I think he left me again, as silly as it sounds, he just did yesterday. And they say lightning doesn’t strike twice. But, this is the third time. I had a silent cry when I read the goodbye text from him, I just sat on my bed not knowing what to do. I was trying really hard to not get hurt again. It just didn’t work on me.
Should I chase after him like I normally do or should I finally say goodbye to someone I love the most in the whole world?
It breaks me, it hurts. I’m not sure how many pieces he breaks my heart into this time around. I let myself grieving, like I always do every time he leaves. Just seeing myself in the mirror is heartbreaking. I can’t stop crying in the foetal on my bed while listening to ‘When you’re gone’.
I want to write him a letter begging him to come back but knowing the fact that sending him letter would risk his career. I want to text him ‘good morning’ text like usual, but it is too risky for him.
It’s my favorite part of the day, ‘Good morning baby, happy working, work hard so that I can eat McDonald’s everyday.’
But now, I’m going to sit on my bed, turn off the lights and write myself a letter, a letter to Nana, the girl he didn’t fight for.
Cry as much as you want to, cry when you sing along to the heartbroken songs while gripping the steering wheel like you always do. Cry silently with your hands over your mouth, so no one knows. Cry your eyes out, pour your heart out, release all the aches through the tears. Because one day, you’ll wake up next to a man that won’t never make you shed a tear.

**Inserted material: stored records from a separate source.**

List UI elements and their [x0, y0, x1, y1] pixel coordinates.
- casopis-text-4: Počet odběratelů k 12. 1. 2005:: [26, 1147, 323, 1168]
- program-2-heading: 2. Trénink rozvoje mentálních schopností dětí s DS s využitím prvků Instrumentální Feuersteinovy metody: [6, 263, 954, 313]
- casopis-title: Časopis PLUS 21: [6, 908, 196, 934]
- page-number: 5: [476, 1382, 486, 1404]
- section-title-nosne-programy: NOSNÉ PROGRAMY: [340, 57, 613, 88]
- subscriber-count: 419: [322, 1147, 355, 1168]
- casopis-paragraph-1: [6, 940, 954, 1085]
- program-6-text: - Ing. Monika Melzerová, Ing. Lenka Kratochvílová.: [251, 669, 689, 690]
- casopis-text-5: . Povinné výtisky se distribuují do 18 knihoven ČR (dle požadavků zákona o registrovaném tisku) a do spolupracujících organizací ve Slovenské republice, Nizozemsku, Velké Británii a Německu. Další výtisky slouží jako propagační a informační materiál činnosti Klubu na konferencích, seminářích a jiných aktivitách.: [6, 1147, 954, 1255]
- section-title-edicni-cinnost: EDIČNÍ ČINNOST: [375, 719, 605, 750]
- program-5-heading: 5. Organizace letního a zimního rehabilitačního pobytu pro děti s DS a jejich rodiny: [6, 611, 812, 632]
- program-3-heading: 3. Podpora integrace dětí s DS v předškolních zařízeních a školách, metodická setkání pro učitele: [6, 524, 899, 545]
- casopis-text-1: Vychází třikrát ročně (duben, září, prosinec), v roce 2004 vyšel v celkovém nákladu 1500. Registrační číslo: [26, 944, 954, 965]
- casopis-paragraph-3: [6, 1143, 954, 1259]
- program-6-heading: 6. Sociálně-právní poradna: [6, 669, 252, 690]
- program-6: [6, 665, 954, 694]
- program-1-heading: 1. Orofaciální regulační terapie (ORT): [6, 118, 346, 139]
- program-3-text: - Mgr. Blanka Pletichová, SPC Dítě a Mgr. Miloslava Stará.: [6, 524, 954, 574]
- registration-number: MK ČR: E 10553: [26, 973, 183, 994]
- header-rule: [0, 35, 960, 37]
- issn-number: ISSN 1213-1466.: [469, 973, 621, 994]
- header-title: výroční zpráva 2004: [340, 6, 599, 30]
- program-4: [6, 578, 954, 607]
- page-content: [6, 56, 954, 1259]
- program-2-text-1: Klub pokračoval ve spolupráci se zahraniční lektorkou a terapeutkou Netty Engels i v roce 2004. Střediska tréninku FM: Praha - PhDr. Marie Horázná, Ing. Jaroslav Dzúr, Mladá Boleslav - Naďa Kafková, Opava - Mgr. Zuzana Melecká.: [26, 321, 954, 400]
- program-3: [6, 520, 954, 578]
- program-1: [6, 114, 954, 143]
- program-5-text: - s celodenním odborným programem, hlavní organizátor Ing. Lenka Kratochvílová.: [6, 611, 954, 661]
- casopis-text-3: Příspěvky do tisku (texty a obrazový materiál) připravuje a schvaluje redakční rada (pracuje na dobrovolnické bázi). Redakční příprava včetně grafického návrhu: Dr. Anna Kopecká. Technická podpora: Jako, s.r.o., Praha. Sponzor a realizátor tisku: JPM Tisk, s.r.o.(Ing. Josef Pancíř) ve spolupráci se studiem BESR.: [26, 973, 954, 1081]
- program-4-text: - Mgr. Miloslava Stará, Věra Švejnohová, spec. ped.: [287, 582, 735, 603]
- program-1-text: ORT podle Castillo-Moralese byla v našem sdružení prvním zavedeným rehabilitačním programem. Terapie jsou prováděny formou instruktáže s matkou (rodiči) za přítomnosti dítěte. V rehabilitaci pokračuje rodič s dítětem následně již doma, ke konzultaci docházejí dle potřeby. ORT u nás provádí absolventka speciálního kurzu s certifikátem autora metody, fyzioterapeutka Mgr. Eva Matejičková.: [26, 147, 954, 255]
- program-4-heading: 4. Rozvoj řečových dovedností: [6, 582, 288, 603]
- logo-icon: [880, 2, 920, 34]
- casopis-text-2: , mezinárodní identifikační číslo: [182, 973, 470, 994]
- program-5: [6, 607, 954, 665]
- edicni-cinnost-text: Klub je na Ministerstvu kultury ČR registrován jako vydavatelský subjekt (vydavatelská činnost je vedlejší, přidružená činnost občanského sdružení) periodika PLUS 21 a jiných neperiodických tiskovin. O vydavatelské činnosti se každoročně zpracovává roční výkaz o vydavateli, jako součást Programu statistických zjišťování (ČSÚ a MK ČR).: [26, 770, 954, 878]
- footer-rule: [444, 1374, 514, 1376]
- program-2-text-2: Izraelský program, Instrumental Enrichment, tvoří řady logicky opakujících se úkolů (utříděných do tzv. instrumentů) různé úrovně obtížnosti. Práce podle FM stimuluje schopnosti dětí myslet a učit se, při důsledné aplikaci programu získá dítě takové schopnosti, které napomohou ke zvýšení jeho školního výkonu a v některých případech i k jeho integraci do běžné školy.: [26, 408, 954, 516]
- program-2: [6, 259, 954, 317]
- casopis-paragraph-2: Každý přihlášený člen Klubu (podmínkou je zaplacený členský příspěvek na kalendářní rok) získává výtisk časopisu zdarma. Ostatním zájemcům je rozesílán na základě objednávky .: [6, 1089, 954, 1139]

Reminisce all the memories you’ve built together, reminisce how does he look like, reminisce the moment he tilted his head while staring at you. Reminisce how does his voice sound like when he tells you, ‘you’re exceptionally beautiful today’ – He meant it, it was a truth, his words never leave though he chose to leave. Because one day, you’ll decide to not reminisce the memories you’ve once had with a person that you can’t have.
Thank him for all the late night calls. Thank him for being the source of your confidence when other reasons let you down. Thanks him for being the main support system when you told him you want to be writer that inspires, he was there assuring you that no dream is unreachable.
Nana, you know the fact that he’ll be forever a part of you. Even though he chose his career over you. The love he once had for you was genuine. He said goodbye when you were both still in love, you trust him, you know that. He never cheated on you, he never disrespected you, he loved you for who you are, he was there through the ups and down, he was your dream comes true, and he was the man you wanted to be the father of your children.
However, he gave up on love, he gave up on you. That’s not love. If he really loves you, when you love someone you just, you don’t stop.
You love him, you want him to have everything he wants no matter how much it destroys you. You think he deserves the love. Guess what? You’re not the one with regret Raihana, he is.
One day, he’ll look back and realise that he lost a girl, who’s more than just a girlfriend. He lost a best friend who’d been there for him. He lost a girl who prioritized him over herself, you selflessly loved him; you stayed awake for hours so that you could listen to his voice, and talk to him when it was his lunch time. He lost an amazing girl who accepted him for who he was, never once you asked him to lose some weight just because he thought he wasn’t handsome enough for you. He lost a girl who changed his perception of marriage, for some reasons, he wanted to get married, and have kids with you. He lost a girl who loved him the best, he’ll realise the girls who come before or after you could never replace you. He lost a girl for one reason, come to realization that other reasons asked him to stay. He lost a girl who made him wanted to be a better man, without her, all he do is working. You made him alive, you made him wanted to explore the world with you, you made him wanted to read books. He lost a girl he could trust the most, a girl who was extremely loyal, who waited for him twice and still took him back after he fucked up that relationship.
You love him and you just need some guts to go through your days without him. Again and again, you still choose him over other the whole world’s advice, over your own advice. Can you love him from afar? You’ll keep on loving him even without his permission, always. One day, You’ll let him go. You’ll stop tormenting yourself but It’s just hard to let someone go, you know that. Now, tell yourself, how do you look at him, the man you love, and tell yourself it’s time to walk away? If you walk away now, will you both find each other again?
He said, he would do anything to be with you. But he didn’t. That’s an enough reason for you to know what to do.
I’ll wait as long as it takes, and move on when I’m ready. It’s okay if someday, I’ll meet a man and fall in love. Make sure love comes naturally, like he came into my life. Summer Finn, there’s such thing as love. You’re wrong.